Typecasting is practically inevitable when you play one of the most popular characters on one of America’s most popular sitcoms for a full decade, and it’s safe to say that Winkler has never fully stepped outside the Fonz’s shadow. Still, you can see why, after playing an outgoing Italian-American with decade-specific hair and wardrobe, he might shy away from playing into the hands of the exact stereotype, and even Travolta could have had the same qualms.

He had just broken through as a young star to watch with the 1977 disco hit, Saturday Night Fever, in which he played a hot-headed Italian-American with above-average hip mobility. At just 23, he might have had some fears about cementing his persona by jumping into a similar role immediately afterwards, but he took the plunge. Fans of Hollywood musicals are no doubt still thrilled that he did, as Danny Zuko was nothing short of electrifying, glinting and gliding his way through dance numbers like no high school student ever has. 

It launched his career, and he went on to play a range of leading characters, from swapping bodies with Nicolas Cage in Face/Off to attaining telekinetic powers after getting punched by an intergalactic beam of light in Phenomenon, with casting directors allowing him to do it all for decades, no questions asked.

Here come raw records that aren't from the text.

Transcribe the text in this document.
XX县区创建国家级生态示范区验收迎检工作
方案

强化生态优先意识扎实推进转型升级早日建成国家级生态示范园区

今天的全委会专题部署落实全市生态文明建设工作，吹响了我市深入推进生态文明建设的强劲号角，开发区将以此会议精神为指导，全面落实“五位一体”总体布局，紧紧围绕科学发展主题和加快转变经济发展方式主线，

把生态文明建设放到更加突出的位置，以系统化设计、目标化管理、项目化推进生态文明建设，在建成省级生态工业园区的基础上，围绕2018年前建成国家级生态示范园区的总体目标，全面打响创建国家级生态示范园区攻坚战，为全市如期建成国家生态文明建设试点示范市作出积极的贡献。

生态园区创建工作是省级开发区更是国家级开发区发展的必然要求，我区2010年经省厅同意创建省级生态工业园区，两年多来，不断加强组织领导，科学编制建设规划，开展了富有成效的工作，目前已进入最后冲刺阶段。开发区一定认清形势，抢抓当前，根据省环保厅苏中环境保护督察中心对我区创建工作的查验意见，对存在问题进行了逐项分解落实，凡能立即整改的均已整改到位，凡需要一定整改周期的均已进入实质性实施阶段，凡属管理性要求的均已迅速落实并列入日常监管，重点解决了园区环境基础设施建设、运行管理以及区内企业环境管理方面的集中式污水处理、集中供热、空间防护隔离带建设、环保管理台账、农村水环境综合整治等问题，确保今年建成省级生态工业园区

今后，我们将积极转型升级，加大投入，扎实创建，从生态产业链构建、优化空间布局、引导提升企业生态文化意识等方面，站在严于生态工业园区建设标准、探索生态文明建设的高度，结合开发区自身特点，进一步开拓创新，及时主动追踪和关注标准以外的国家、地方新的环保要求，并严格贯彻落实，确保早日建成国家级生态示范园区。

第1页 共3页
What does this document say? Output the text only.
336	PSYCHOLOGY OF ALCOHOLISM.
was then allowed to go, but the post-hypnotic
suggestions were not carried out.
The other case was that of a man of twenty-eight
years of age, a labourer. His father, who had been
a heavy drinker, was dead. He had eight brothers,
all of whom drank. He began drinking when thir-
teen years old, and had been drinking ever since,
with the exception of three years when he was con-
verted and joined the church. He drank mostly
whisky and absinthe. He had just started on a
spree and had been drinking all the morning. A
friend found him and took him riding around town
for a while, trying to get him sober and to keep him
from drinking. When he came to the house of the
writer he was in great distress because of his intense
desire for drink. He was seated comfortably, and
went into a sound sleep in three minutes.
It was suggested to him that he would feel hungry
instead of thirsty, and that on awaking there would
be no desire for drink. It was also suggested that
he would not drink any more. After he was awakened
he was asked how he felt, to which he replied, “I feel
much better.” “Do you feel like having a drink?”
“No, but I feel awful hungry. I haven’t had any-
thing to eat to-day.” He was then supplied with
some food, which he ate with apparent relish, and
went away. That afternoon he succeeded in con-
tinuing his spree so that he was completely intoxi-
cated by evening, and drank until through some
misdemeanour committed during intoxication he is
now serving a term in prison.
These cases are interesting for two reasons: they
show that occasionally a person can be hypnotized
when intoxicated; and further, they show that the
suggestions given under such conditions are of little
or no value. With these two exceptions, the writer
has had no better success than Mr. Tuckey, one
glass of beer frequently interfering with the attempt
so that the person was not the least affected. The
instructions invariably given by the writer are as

On the other side of the equation, Winkler has had to fight to become anything other than ‘the Fonz’ in the eyes of his audience, and it ultimately required him to settle for character acting rather than attain leading man status. After the end of Happy Days in 1984, he was relegated to TV movies and minor roles in TV shows for well into the late ’90s.

Eventually, though, he found his feet playing scene-stealing supporting roles in shows like Arrested Development, Parks and Recreation, and Barry, even managing to crack the movie code by landing roles in everything from The Waterboy to The French Dispatch. He might never have been a movie star, but he has proven that he is more than a stereotype to be boxed in.